Podobnie jak w całym turnieju, Roberta Vinci zaprezentowała się imponująco również w meczu finałowym. W pierwszej partii wręcz zdemolowała 22-letnią moskwiankę, oddając jej zaledwie 13 punktów i triumfując do zera. Druga odsłona była bardziej wyrównana. 26-latka z Palermo po raz pierwszy straciła swoje podanie. Zdarzyło jej się to dwukrotnie, ale sama trzy razy uzyskała breaka i w konsekwencji zwyciężyła 6:4.
- Jestem niezwykle szczęśliwa. To wspaniałe uczucie znowu wygrać turniej. Minęło wiele czasu odkąd dobrze grałam. Po turnieju w Marbelli, gdzie rozegrałam niezłe spotkanie przeciwko Jelenie Janković, zyskałam wiele pewności siebie i to pomogło mi tutaj, w Barcelonie - powiedziała po spotkaniu Roberta Vinci.
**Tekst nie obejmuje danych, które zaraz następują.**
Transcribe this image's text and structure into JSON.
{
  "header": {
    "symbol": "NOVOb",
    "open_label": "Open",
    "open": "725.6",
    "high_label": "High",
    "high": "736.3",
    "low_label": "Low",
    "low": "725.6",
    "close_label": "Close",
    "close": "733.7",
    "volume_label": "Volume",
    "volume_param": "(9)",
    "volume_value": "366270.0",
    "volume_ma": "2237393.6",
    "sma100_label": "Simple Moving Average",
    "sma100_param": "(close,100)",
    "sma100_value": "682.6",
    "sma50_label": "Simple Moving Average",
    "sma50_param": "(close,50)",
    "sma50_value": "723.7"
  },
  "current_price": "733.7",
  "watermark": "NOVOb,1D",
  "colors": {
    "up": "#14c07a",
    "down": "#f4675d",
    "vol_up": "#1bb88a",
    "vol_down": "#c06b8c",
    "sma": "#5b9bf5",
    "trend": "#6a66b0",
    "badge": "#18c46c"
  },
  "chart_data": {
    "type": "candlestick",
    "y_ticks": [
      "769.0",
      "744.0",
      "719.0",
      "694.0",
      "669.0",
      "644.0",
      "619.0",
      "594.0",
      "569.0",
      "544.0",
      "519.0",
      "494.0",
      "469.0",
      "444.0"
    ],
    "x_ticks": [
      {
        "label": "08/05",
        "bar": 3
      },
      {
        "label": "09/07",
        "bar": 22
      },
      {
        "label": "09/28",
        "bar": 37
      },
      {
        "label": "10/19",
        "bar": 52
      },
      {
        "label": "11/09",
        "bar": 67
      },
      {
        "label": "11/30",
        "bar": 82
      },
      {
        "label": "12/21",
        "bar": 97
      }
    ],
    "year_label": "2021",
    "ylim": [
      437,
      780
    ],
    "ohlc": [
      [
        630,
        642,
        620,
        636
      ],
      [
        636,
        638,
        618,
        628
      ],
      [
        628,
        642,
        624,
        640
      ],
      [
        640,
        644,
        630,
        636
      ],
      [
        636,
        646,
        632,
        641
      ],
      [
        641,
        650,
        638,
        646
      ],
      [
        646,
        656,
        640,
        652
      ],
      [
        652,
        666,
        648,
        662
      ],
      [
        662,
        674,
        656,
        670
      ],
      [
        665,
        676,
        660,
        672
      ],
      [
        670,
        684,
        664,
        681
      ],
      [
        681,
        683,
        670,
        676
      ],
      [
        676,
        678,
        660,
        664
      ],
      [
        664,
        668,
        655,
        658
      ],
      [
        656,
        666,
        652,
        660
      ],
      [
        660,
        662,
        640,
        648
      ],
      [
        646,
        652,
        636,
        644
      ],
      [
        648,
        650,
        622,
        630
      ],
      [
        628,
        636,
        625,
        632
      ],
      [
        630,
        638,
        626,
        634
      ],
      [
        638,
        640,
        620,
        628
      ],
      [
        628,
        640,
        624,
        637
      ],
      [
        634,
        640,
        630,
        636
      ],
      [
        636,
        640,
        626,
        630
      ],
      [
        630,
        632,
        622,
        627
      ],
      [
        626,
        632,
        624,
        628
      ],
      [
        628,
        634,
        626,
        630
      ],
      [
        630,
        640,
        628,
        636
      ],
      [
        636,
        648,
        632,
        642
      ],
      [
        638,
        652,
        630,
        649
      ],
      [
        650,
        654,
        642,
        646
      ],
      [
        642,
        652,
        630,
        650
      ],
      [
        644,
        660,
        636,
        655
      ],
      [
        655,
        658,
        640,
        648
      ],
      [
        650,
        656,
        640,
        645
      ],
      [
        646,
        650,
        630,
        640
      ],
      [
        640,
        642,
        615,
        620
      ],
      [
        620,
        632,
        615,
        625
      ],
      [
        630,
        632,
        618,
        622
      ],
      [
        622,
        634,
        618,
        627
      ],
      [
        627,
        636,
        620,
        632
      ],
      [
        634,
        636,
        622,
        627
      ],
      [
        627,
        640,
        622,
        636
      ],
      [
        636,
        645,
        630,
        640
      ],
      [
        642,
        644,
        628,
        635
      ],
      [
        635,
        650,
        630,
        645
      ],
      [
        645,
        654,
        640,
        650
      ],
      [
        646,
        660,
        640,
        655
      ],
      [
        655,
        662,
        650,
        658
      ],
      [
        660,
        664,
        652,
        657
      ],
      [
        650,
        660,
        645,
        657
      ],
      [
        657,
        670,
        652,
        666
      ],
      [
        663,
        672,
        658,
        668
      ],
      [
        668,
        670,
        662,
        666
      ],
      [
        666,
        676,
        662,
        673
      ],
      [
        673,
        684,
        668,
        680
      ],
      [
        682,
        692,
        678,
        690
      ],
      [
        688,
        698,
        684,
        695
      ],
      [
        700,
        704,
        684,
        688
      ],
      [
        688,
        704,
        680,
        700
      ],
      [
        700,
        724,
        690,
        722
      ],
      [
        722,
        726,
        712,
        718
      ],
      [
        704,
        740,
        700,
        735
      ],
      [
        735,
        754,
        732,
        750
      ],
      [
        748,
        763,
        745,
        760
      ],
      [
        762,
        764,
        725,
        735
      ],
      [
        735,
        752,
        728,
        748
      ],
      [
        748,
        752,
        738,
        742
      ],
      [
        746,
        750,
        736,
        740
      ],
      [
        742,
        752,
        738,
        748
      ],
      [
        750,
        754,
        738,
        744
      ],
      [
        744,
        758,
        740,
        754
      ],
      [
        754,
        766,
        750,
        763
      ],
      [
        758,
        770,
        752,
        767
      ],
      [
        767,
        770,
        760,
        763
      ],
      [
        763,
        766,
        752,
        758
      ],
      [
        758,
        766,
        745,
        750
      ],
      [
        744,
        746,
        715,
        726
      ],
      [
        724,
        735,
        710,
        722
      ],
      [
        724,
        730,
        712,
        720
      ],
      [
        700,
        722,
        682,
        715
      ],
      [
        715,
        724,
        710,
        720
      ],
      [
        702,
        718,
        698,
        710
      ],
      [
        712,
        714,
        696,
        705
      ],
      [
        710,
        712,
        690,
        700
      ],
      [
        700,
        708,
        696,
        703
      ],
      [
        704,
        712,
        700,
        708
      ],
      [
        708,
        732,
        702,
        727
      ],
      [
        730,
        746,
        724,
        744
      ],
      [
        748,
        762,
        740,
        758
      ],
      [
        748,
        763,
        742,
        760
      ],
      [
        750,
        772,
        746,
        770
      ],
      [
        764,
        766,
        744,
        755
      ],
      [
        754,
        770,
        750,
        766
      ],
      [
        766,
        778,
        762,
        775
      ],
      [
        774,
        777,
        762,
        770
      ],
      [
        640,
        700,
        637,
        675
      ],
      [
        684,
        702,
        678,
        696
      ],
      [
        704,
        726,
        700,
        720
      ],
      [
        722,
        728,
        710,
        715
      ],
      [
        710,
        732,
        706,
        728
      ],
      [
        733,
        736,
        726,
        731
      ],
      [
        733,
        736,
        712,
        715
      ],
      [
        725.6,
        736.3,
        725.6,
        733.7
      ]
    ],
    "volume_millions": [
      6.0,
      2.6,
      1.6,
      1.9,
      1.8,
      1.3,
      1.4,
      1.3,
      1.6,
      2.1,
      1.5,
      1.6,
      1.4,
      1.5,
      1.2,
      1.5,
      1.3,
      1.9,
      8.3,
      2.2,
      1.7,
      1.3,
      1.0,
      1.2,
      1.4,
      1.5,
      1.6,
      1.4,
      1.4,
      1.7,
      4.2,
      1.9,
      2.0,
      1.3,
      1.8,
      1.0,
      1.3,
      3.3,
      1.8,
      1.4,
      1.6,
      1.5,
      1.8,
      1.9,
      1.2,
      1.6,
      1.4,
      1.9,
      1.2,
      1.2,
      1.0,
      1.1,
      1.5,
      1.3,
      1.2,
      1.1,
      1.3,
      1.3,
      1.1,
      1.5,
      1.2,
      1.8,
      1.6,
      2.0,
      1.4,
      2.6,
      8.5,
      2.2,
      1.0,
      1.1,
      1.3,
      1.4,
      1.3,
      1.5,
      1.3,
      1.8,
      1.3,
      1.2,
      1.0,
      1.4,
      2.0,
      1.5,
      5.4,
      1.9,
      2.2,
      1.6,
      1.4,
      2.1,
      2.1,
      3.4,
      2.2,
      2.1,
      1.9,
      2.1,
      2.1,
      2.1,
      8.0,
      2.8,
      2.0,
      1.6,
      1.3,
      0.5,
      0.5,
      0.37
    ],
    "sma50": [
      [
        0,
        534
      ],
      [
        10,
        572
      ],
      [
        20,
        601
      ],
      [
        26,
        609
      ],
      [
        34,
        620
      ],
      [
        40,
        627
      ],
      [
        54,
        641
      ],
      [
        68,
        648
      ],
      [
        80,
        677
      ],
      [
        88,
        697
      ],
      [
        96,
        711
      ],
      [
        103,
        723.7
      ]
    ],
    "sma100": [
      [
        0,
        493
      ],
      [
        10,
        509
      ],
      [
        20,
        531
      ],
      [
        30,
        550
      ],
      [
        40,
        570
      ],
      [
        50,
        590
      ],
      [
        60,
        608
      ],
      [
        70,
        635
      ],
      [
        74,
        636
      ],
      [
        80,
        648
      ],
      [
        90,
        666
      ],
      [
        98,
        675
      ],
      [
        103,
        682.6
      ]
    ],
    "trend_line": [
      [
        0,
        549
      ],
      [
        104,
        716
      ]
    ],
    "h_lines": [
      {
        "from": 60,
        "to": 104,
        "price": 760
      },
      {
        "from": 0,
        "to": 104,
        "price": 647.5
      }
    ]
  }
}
Przed tygodniem w ćwierćfinale w Marbelii Vinci rozegrała niezwykle zacięte spotkanie z późniejszą triumfatorką z Andaluzji, Jeleną Janković. W stolicy Katalonii 26-letnia Włoszka spisywała się znakomicie. Pokonała dwie bardzo groźne rodaczki - w drugiej rundzie Flavię Pennettę, a w półfinale Francescę Schiavone.
Dla Roberty Vinci to drugi triumf w cyklu WTA. Przed dwoma laty okazała się najlepsza na ziemnych kortach w kolumbijskiej Bogocie. Za zwycięstwo w Barcelona Ladies Open preferująca ofensywny tenis i grę przy siatce Włoszka otrzyma 37 tysięcy dolarów oraz 280 punktów do rankingu WTA.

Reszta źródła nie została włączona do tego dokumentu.